Laos drafts bookish students to protect summit ministers


(MENAFN- AFP) It is a secretive communist state with a sprawling security apparatus, but Laos has turned to a less menacing demographic to protect visiting dignitaries this week: bookish students.

The authoritarian nation, which rarely allows in foreign media, has been thrust into the international spotlight as a regional security summit brings a coterie of top diplomats to its dusty capital Vientiane.

As ministers hustle through the wide corridors of the Chinese-built National Convention Centre, lines of students, mostly petite women in traditional sinh wrap skirts, link arms to keep the hordes of reporters back.

That is in stark contrast to the unseemly scenes that accompanied one of the more robust delegations.

North Korean heavies had a bust-up with a journalist from the South who got too close to Pyongyang's envoy Ri Yong-Ho on the airport tarmac as he landed on Sunday.

The journalist apparently came off worst, suffering injuries to his face, according to his Seoul-based employer news agency Yonhap.

Students from the National University of Laos -- armed with little more than walkie talkies and patience -- have been drafted in as volunteer security guards to keep the peace elsewhere.

"We have to prevent the media (from getting) close to the ministers.

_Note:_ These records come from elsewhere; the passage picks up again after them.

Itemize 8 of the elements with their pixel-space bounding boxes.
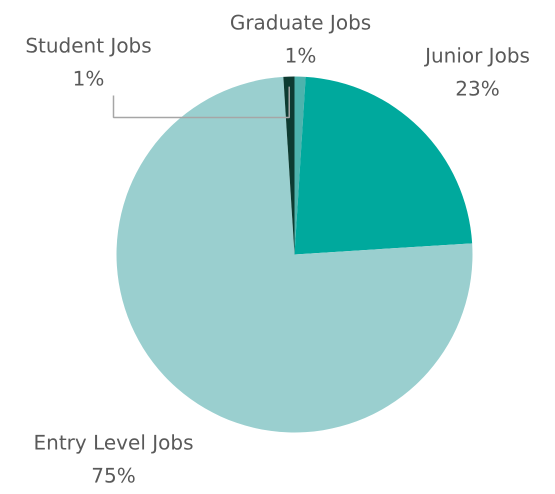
data-label: 1% bbox=[72, 66, 104, 90]
slice-label: Graduate Jobs bbox=[230, 10, 372, 34]
data-label: 1% bbox=[284, 44, 316, 68]
slice-label: Junior Jobs bbox=[423, 44, 530, 68]
slice-label: Student Jobs bbox=[25, 34, 152, 58]
data-label: 75% bbox=[91, 464, 136, 488]
data-label: 23% bbox=[455, 76, 500, 100]
slice-label: Entry Level Jobs bbox=[34, 430, 194, 454]
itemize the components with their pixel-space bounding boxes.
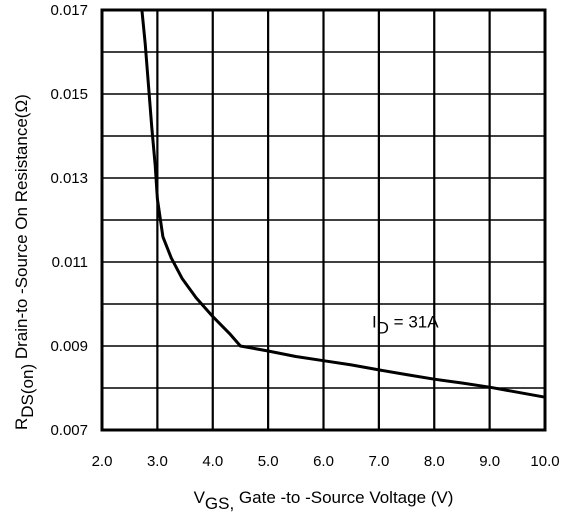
annotation-label: ID = 31A bbox=[372, 313, 439, 338]
x-tick-label: 7.0 bbox=[368, 453, 389, 470]
x-tick-labels: 2.0 3.0 4.0 5.0 6.0 7.0 8.0 9.0 10.0 bbox=[92, 453, 560, 470]
y-axis-label: RDS(on) Drain-to -Source On Resistance(Ω… bbox=[12, 94, 37, 430]
x-tick-label: 5.0 bbox=[258, 453, 279, 470]
x-tick-label: 8.0 bbox=[424, 453, 445, 470]
x-tick-label: 3.0 bbox=[147, 453, 168, 470]
x-tick-label: 2.0 bbox=[92, 453, 113, 470]
plot-frame bbox=[100, 8, 547, 432]
y-tick-label: 0.007 bbox=[50, 422, 88, 439]
grid bbox=[100, 9, 547, 431]
x-tick-label: 4.0 bbox=[202, 453, 223, 470]
series-layer bbox=[140, 8, 547, 399]
x-tick-label: 10.0 bbox=[530, 453, 559, 470]
x-axis-label: VGS, Gate -to -Source Voltage (V) bbox=[194, 488, 454, 513]
y-tick-label: 0.017 bbox=[50, 2, 88, 19]
y-tick-label: 0.009 bbox=[50, 338, 88, 355]
y-tick-label: 0.015 bbox=[50, 86, 88, 103]
y-tick-labels: 0.007 0.009 0.011 0.013 0.015 0.017 bbox=[50, 2, 88, 439]
y-tick-label: 0.013 bbox=[50, 170, 88, 187]
y-tick-label: 0.011 bbox=[52, 254, 88, 271]
series-line bbox=[140, 8, 547, 399]
x-tick-label: 6.0 bbox=[313, 453, 334, 470]
x-tick-label: 9.0 bbox=[479, 453, 500, 470]
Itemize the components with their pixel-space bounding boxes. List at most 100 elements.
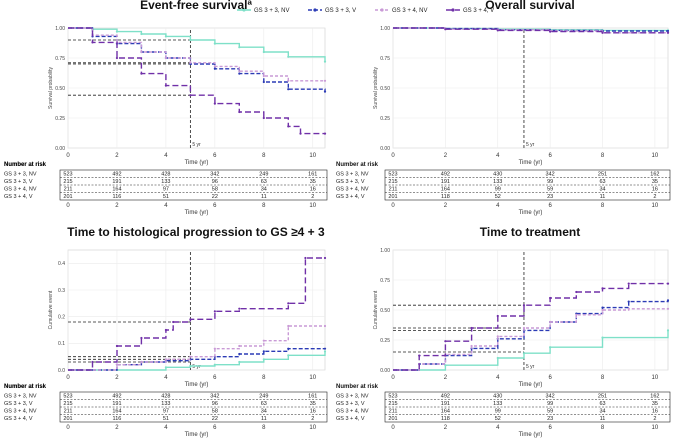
series-point [522, 326, 526, 330]
risk-value: 2 [311, 416, 314, 422]
risk-value: 201 [63, 416, 72, 422]
series-point [238, 307, 241, 310]
x-tick-label: 2 [115, 153, 119, 159]
risk-value: 251 [598, 394, 607, 400]
risk-value: 133 [161, 179, 170, 185]
risk-x-tick: 0 [66, 203, 70, 209]
risk-value: 34 [599, 409, 605, 415]
risk-x-tick: 10 [309, 203, 316, 209]
risk-value: 211 [64, 409, 73, 415]
risk-value: 2 [311, 194, 314, 200]
risk-value: 492 [441, 172, 450, 178]
x-tick-label: 6 [548, 375, 552, 381]
series-point [115, 56, 119, 60]
x-tick-label: 4 [164, 153, 168, 159]
series-point [601, 336, 604, 339]
risk-value: 97 [163, 187, 169, 193]
series-point [213, 347, 216, 350]
series-point [213, 65, 216, 68]
risk-table-title: Number at risk [4, 384, 47, 390]
chart-panel-2: Overall survival 0.00 0.25 0.50 0.75 1.00 0 2 4 6… [4, 0, 671, 216]
risk-x-tick: 2 [444, 425, 448, 431]
y-tick-label: 0.50 [55, 86, 65, 92]
series-point [262, 358, 265, 361]
risk-value: 523 [63, 172, 72, 178]
risk-value: 191 [112, 179, 121, 185]
risk-x-tick: 2 [115, 425, 119, 431]
series-point [287, 55, 290, 58]
y-tick-label: 0.25 [380, 338, 390, 344]
series-point [496, 356, 499, 360]
risk-value: 161 [308, 172, 317, 178]
series-point [189, 318, 192, 321]
risk-value: 11 [261, 416, 267, 422]
series-point [666, 31, 670, 34]
series-point [418, 354, 421, 357]
risk-value: 58 [212, 409, 218, 415]
risk-value: 22 [212, 416, 218, 422]
series-point [575, 290, 578, 294]
series-point [262, 116, 265, 120]
risk-value: 428 [161, 394, 170, 400]
series-point [140, 72, 143, 75]
series-point [140, 50, 143, 54]
chart-title: Event-free survivalª [140, 0, 252, 12]
risk-value: 35 [310, 401, 316, 407]
risk-value: 34 [261, 409, 267, 415]
risk-table-title: Number at risk [4, 384, 47, 390]
risk-value: 133 [493, 179, 502, 185]
series-point [496, 335, 499, 338]
y-tick-label: 0.75 [380, 278, 390, 284]
risk-value: 523 [388, 172, 397, 178]
risk-value: 97 [163, 409, 169, 415]
x-tick-label: 6 [548, 153, 552, 159]
risk-row-label: GS 3 + 3, NV [336, 172, 369, 178]
x-tick-label: 2 [444, 153, 448, 159]
risk-x-tick: 8 [262, 203, 266, 209]
series-point [323, 132, 327, 135]
risk-row-label: GS 3 + 3, V [4, 179, 33, 185]
series-line [68, 351, 326, 371]
risk-value: 96 [212, 179, 218, 185]
series-point [140, 32, 143, 36]
series-point [238, 352, 241, 356]
series-point [115, 344, 119, 348]
risk-x-tick: 4 [496, 203, 500, 209]
risk-value: 215 [388, 401, 397, 407]
risk-value: 201 [63, 194, 72, 200]
y-tick-label: 1.00 [380, 248, 390, 254]
risk-value: 35 [652, 401, 658, 407]
risk-x-tick: 2 [444, 203, 448, 209]
risk-value: 51 [163, 416, 169, 422]
risk-x-tick: 6 [213, 425, 217, 431]
risk-value: 99 [495, 409, 501, 415]
series-point [601, 31, 604, 34]
series-point [666, 282, 670, 285]
series-point [140, 360, 143, 364]
risk-value: 251 [598, 172, 607, 178]
series-point [323, 350, 327, 353]
risk-value: 22 [212, 194, 218, 200]
risk-x-tick: 10 [309, 425, 316, 431]
y-tick-label: 0.1 [58, 341, 65, 347]
chart-title: Time to histological progression to GS ≥… [67, 225, 325, 239]
y-tick-label: 0.3 [58, 288, 65, 294]
risk-value: 118 [441, 416, 450, 422]
risk-row-label: GS 3 + 4, V [4, 194, 33, 200]
series-point [287, 354, 290, 357]
risk-x-tick: 0 [391, 425, 395, 431]
series-line [68, 348, 325, 371]
series-point [666, 29, 670, 33]
series-point [444, 28, 447, 31]
x-axis-label: Time (yr) [519, 382, 543, 388]
series-point [164, 328, 168, 332]
series-point [666, 299, 670, 302]
x-tick-label: 4 [164, 375, 168, 381]
series-point [164, 358, 168, 361]
y-tick-label: 0.00 [380, 146, 390, 152]
risk-row-label: GS 3 + 4, NV [4, 187, 37, 193]
series-point [666, 307, 670, 310]
risk-value: 23 [547, 416, 553, 422]
risk-value: 2 [653, 416, 656, 422]
series-point [627, 282, 630, 285]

The media want to do their job very much so we have to do our job intensely also," one 20-year-old student told AFP.

- Dreaming big -

For many, it is a rare opportunity to socialise with foreigners who are not backpackers, the most frequent western visitor to tropical Laos.

Many of the students, who were all wary of giving their names in the closely-controlled country, said they were hoping to one day swap places with those they are assigned to protect.

One told AFP she dreamed of being a future ambassador to South Korea -- and was currently working part-time in a Korean restaurant to brush up her language skills -- while another had her eye on a Europe posting.

"I want to work for the ministry of foreign affairs if I have the chance," said one student who had just finished her third year studying international relations.

But possibly because of the runway run-in, the students weren't called on to provide security at a meeting on Monday between North Korea's newly minted Foreign Minister Ri Yong-Ho and his Chinese counterpart.

Instead menacing plain-clothed security and helmeted military police armed with stun-batons and handguns stood guard.

As the diplomatic big hitters such as US Secretary of State John Kerry and Chinese Foreign Minister Wang Yi arrived the professionals appeared to take over, with burly men dressed in dark suits flanking their guys as they swept between meetings.

That left the diminutive student minders feeling a little out of their depth.

"We have no experience of this so it has been difficult," said one twenty-year-old man.